My anxiety stops me from texting other people first and asking them to hang out and using too many emojis. It stops me from showing my excitement and convinces me to act emotionless so I don’t embarrass myself.
My anxiety makes me seem like I don’t care about the people who mean the most to me — and I hate the thought of those people not realizing how much I love them. How I would do anything for them.
There were so many times when I wanted to text you, but didn’t want to be a bother. There were so many times when I wanted to remind you how much I love you, but didn’t want to come on too strong. There are so many things I have always wanted to say to you, but never found the strength.
That’s why I want to take the time to tell you how much I care about you. How much I appreciate all of the times that you’ve texted me and asked to hang out, even if I told you I was too busy to meet up. I appreciate all of the times you have reached out to me, whether it was to ask me a question or wish me a happy birthday.
You have no idea how much those little things mean to me. How long I hold onto the happiness that a text from your phone or a smile from your face brings me.
I want to thank you for being there for me through it all. During my good and bad days. I want to thank you for spending time with me, even when I was silent throughout an entire conversation and made things awkward. Even when it would have been easier for you to walk away than deal with me.
I’m sorry that my anxiety makes it difficult to make plans with me. I’m sorry that my anxiety stops me from being as open with you as I wish I could be. I’m sorry that my anxiety has put up this invisible barrier between us. I really am.

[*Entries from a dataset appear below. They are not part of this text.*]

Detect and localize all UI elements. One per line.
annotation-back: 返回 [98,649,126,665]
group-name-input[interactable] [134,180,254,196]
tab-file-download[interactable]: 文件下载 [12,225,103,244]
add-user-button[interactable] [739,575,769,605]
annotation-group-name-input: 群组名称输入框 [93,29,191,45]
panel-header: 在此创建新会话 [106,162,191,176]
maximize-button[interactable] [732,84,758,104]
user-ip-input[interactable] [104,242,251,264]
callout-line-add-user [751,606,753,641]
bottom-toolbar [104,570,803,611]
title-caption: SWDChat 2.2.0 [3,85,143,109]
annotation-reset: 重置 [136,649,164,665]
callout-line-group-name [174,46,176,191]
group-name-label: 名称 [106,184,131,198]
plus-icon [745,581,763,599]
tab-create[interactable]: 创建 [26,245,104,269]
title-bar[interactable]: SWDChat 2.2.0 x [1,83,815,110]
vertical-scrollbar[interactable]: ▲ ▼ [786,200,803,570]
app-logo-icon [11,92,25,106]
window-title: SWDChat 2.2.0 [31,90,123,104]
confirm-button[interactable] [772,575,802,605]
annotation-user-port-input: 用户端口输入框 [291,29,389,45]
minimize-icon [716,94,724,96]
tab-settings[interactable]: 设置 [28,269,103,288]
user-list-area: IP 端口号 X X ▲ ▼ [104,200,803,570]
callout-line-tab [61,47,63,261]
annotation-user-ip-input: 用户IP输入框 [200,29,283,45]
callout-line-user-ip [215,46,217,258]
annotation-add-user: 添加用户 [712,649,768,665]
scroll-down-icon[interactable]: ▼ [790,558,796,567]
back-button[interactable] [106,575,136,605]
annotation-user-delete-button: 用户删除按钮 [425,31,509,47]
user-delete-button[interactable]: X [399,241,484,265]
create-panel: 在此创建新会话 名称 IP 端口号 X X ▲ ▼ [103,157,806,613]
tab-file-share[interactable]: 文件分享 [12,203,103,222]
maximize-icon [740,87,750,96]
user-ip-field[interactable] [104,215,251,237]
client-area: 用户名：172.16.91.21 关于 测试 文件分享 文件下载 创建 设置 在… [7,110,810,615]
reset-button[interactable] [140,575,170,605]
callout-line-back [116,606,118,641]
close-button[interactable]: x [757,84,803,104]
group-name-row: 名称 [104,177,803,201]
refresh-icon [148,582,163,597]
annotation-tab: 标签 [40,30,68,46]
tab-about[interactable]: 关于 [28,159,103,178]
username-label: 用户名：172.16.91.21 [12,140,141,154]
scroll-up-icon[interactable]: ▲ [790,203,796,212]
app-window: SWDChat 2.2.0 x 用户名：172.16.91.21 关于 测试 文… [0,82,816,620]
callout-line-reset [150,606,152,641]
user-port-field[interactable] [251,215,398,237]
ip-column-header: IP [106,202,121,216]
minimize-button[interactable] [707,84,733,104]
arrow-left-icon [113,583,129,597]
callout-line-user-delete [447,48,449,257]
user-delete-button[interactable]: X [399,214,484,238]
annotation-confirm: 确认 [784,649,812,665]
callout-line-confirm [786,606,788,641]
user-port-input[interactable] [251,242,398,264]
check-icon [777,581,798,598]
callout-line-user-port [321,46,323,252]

I’m sorry that my anxiety stops me from seeing you as much as I would like, that it stops me from getting as close to you as I wish I could get — but I never want you to feel like I don’t care. I never want you to hear my nervous laughter and one-word answers and assume that means that I don’t like you — because that’s far from the truth.
You mean the world to me. I might not talk to you as often as I should, but I talk about you all the time. You’re such a huge part of my life.
I think about you every single day. Even though I might not invite you over to my place or text you just because, you’re always in the back of my mind.
Since I’m so bad at showing it, I want to take the time to tell you how much I love you. And how I couldn’t imagine living this life without you.
I’m sorry that it’s taken me so long to let you know that.